Verhütung mit der Kalendermethode
Die bekannteste Kalendermethode ist wohl die Methode nach
Kyusaku Ogino. Er kam aufgrund seiner Untersuchungen zu der Erkenntnis, dass der Eisprung zwischen dem 16. und dem 12. Tag vor der Menstruation erfolgt.
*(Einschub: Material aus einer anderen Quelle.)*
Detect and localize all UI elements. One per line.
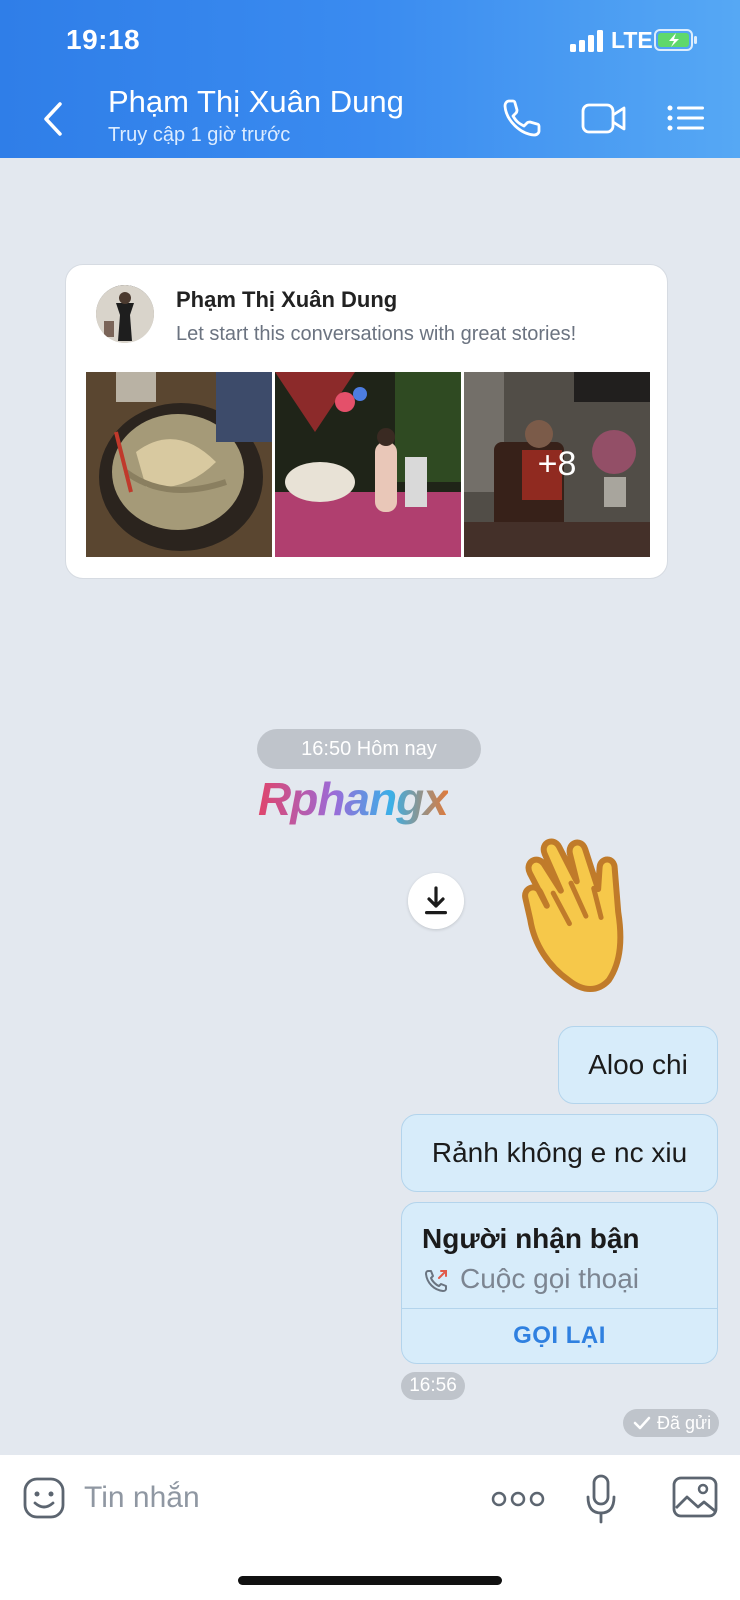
call-back-button[interactable]: GỌI LẠI: [402, 1308, 717, 1363]
waving-hand-sticker[interactable]: [508, 818, 688, 993]
status-time: 19:18: [66, 24, 141, 55]
last-seen: Truy cập 1 giờ trước: [108, 124, 291, 146]
story-thumbnail[interactable]: [86, 372, 272, 557]
network-label: LTE: [611, 27, 653, 53]
message-bubble[interactable]: Aloo chi: [558, 1026, 718, 1104]
more-stories-count[interactable]: +8: [464, 372, 650, 557]
video-call-icon[interactable]: [580, 96, 628, 140]
battery-icon: [654, 29, 697, 51]
image-gallery-icon[interactable]: [672, 1476, 718, 1518]
story-card[interactable]: Phạm Thị Xuân Dung Let start this conver…: [65, 264, 668, 579]
story-subtitle: Let start this conversations with great …: [176, 323, 577, 345]
signal-icon: [570, 30, 606, 52]
missed-call-card: Người nhận bận Cuộc gọi thoại GỌI LẠI: [401, 1202, 718, 1364]
call-type: Cuộc gọi thoại: [460, 1263, 640, 1294]
story-author: Phạm Thị Xuân Dung: [176, 287, 398, 312]
menu-icon[interactable]: [666, 96, 706, 140]
download-icon[interactable]: [408, 873, 464, 929]
watermark: Rphangx: [258, 773, 449, 825]
avatar[interactable]: [96, 285, 154, 343]
message-input[interactable]: [84, 1471, 464, 1525]
phone-icon[interactable]: [500, 96, 544, 140]
story-thumbnail[interactable]: +8: [464, 372, 650, 557]
story-thumbnail[interactable]: [275, 372, 461, 557]
date-divider: 16:50 Hôm nay: [257, 729, 481, 769]
message-time: 16:56: [401, 1372, 465, 1400]
emoji-icon[interactable]: [22, 1476, 66, 1520]
contact-name[interactable]: Phạm Thị Xuân Dung: [108, 84, 404, 120]
call-title: Người nhận bận: [422, 1223, 640, 1254]
sent-status-badge: Đã gửi: [623, 1409, 719, 1437]
outgoing-call-icon: [425, 1270, 447, 1292]
microphone-icon[interactable]: [584, 1473, 618, 1525]
check-icon: [633, 1416, 651, 1430]
message-bubble[interactable]: Rảnh không e nc xiu: [401, 1114, 718, 1192]
more-icon[interactable]: [490, 1489, 546, 1509]
home-indicator: [238, 1576, 502, 1585]
chat-header: 19:18 LTE Phạm Thị Xuân Dung Truy cập 1 …: [0, 0, 740, 158]
back-icon[interactable]: [36, 96, 72, 142]
sent-status-label: Đã gửi: [657, 1413, 712, 1433]
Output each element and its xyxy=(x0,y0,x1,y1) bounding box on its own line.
Als Lebensdauer der Spermien veranschlagte er drei Tage. Folglich, so
nahm er an, müsse der fruchtbare Zeitraum zwischen dem 19. und dem 12. Tag
vor der nächsten Regelblutung liegen.
Wegen der Schwankungen der Zykluslänge forderte er zunächst das Führen eines Menstruationskalenders über ein Jahr. Mit Hilfe einer Formel (erster fruchtbarer Tag = kürzester Zyklus minus 18, letzter fruchtbarer Tag = längster Zyklus minus 11) sollen dann die fruchtbaren Tage errechnet werden und an diesen Tagen eine Empfängnis durch Enthaltsamkeit verhindert werden.
Eine ähnliche Methode entwickelte in den 30er Jahren
Hermann Knaus, deshalb werden Knaus und Ogino oft in einem Atemzug genannt.
Vorteil:
Methode verlangt keinerlei Hilfsmittel.
Nachteil:
Unsichere Empfängnisverhütung (Pearl-Index 9), da trotz der
Aufzeichnungen über ein Jahr hinweg nicht vorhersagbare Zyklusschwankungen
auftreten können und sowohl Ei- als auch Samenzellen länger leben
als damals angenommen. Lange Phasen der Enthaltsamkeit sind erforderlich. NICHT EMPFEHLENSWERT!
Verhütung durch Coitus interruptus
Bei dieser Methode wird kurz vor dem Samenerguss der Geschlechtsverkehr unterbrochen und das Glied aus der Scheide gezogen. Allerdings werden häufig schon vor dem eigentlichen Samenerguss unbemerkt geringe Samenmengen abgegeben.
Nachteil:
Unzuverlässig (Pearl-Index 4 - 18), NICHT EMPFEHLENSWERT!